Ovum predicts digitalization, mobility, cloud and Internet of Things to dominate integration and middleware agenda in 2015

Enterprise will spend an estimated US$16.3bn on middleware software in 2015, an increase of 9.3% on a year-on-year basis, according to Ovum’s recently published *2015 Trends to Watch: Integration and Middleware report.

  • Friday, 12th December 2014 Posted 10 years ago in by Phil Alsop

Saurabh Sharma, Senior Analyst, Infrastructure Solutions and author of this report says, “With the ever-increasing need to “do more with less”, enterprises will be keen to adopt agile approaches to integration. Therefore, a significant share of the budget for integration projects will be spent on infrastructure modernization, including the adoption of new mobile and internet of things (IoT) middleware, B2B integration solutions, and cloud-based integration platforms.”


Ovum has identified four key trends in integration and middleware that will have the biggest impact on businesses in 2015.

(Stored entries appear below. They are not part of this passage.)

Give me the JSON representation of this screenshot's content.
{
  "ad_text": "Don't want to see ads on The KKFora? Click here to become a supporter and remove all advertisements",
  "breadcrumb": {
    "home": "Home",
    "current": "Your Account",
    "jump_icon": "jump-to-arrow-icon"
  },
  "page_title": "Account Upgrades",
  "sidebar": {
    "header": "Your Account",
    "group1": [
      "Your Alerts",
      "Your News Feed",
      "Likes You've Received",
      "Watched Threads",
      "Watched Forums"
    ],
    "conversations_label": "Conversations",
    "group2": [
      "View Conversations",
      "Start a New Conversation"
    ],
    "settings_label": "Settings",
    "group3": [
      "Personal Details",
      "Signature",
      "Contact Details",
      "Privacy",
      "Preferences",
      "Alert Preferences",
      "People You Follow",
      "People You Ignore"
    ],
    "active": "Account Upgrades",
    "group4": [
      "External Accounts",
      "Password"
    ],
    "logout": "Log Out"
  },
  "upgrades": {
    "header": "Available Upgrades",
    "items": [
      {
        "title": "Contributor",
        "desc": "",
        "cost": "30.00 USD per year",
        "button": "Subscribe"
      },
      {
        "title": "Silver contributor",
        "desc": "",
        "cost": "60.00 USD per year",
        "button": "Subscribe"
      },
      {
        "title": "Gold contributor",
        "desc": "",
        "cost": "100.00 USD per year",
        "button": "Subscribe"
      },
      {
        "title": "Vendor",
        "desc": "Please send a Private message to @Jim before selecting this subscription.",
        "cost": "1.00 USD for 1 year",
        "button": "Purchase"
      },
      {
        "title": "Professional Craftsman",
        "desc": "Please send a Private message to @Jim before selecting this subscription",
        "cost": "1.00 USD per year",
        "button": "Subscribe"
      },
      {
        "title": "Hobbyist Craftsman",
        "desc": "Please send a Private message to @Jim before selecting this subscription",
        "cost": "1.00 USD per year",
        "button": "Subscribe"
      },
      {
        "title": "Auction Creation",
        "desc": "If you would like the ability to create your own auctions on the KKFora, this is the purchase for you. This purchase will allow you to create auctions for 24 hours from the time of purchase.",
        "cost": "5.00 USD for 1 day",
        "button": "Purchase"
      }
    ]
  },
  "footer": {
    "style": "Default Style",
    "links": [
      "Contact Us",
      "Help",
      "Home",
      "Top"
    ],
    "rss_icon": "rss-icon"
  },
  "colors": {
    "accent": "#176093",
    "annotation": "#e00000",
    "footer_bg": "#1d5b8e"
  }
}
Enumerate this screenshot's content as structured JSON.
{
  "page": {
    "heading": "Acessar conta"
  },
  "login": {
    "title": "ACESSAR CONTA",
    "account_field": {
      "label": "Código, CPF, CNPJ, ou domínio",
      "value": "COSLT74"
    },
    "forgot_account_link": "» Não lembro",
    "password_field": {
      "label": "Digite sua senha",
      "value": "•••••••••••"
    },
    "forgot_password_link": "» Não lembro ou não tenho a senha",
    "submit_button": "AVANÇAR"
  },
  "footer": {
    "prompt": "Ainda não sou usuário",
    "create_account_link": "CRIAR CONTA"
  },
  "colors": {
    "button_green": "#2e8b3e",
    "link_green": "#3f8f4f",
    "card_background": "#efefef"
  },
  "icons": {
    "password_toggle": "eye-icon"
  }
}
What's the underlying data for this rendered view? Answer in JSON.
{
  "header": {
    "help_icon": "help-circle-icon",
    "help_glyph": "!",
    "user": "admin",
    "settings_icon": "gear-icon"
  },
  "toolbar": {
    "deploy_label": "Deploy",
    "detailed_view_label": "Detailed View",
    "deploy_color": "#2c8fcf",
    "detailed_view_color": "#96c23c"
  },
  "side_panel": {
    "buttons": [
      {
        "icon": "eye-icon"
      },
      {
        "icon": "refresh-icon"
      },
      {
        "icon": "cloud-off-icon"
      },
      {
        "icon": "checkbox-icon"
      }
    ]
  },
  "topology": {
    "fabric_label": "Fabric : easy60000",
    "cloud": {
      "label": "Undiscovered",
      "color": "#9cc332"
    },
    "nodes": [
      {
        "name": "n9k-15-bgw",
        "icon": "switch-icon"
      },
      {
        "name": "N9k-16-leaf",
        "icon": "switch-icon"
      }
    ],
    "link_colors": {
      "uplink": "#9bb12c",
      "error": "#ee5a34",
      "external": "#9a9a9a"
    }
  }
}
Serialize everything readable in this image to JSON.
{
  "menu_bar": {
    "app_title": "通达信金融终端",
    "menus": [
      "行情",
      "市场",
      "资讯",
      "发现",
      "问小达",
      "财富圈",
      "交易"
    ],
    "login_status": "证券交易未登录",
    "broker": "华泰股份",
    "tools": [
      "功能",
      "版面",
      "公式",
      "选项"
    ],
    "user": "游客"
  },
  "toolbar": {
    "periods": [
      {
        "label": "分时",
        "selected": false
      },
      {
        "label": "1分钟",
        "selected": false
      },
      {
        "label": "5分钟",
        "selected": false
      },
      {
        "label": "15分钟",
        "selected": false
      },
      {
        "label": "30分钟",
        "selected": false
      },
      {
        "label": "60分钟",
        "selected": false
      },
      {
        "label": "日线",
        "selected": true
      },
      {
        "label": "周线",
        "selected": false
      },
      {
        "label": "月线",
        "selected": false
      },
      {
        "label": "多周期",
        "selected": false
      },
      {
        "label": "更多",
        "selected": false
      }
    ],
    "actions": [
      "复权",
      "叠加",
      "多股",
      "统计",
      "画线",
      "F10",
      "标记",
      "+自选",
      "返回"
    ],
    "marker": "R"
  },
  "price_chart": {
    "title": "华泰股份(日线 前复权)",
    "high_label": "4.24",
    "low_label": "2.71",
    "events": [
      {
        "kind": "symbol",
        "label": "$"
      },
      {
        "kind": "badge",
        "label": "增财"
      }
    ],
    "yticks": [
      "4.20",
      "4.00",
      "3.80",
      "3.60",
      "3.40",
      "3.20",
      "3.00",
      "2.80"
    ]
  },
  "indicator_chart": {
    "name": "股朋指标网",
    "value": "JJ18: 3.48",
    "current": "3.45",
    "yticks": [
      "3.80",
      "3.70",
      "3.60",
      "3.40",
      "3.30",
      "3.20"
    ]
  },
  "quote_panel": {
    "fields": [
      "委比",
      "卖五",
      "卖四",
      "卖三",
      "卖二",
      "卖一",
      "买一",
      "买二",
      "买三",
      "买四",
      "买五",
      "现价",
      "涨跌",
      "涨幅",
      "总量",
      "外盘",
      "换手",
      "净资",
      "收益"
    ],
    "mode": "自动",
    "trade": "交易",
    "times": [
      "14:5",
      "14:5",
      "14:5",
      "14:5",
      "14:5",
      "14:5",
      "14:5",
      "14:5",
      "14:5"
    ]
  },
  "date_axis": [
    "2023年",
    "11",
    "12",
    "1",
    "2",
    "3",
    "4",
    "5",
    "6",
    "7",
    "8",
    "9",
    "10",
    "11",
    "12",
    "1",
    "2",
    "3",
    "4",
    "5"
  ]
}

Integration and middleware trends to watch for in 2015:
• Digital transformation will drive a shift toward agile mobile application integration – Digital businesses require approaches that simplify the development of mobile applications suitable for a range of devices and integration with back-end applications and data sources. Enterprises will increasingly use mobile backend-as-a-service (MBaaS) and integration capabilities provided by mobile enterprise application platforms (MEAPs)/mobile application development platforms (MADPs) to deliver a compelling mobile user experience and improve developer productivity.
• Integration PaaS (iPaaS) and API management will move up the agenda for key integration initiatives – iPaaS will continue to evolve as an integration approach capable of meeting a wide range of integration needs, including on-premise, cloud, B2B, and mobile application integration. 2015 will see standalone API management solutions cannibalizing the market for traditional service-oriented architecture (SOA) governance platforms, and API management for mobile enablement, software-defined networking (SDN), and IoT will be a key IT imperative.
• The need for agility and better collaboration and data flow governance will drive B2B integration infrastructure modernization – B2B integration will gain importance with the ever-increasing need for rapid onboarding of trading partners and customers, effective management of partner communities, and better customer engagement. 2015 will see a significant rise in the adoption of cloud-bases B2B integration services, and the complex interplay of data security, governance, and compliance requirements will drive uptake of comprehensive managed file transfer (MFT) solutions.
• A “somewhat” standard IoT middleware stack will remain a work in progress – Enterprises will continue to use a combination of existing middleware and emerging M2M integration approaches for meeting the requirements of specific IoT use cases. Cloud-based IoT platforms will continue to gain traction and play a key role in the first wave of IoT adoption by enterprises. However, a lack of common (vendor and platform-agnostic) connectivity standards will hinder wider IoT adoption, especially from the perspective of enterprise IoT initiatives of reasonable scale.


Sharma concludes, “enterprises need to undertake integration infrastructure modernization to effectively exploit the quartet of digitalization, mobility, cloud, and IoT for driving business growth. There will be less inertia to a shift toward agile approaches to integration and/or cloud-based integration services, and this will translate into a growing market opportunity for both established and specialized integration vendors.”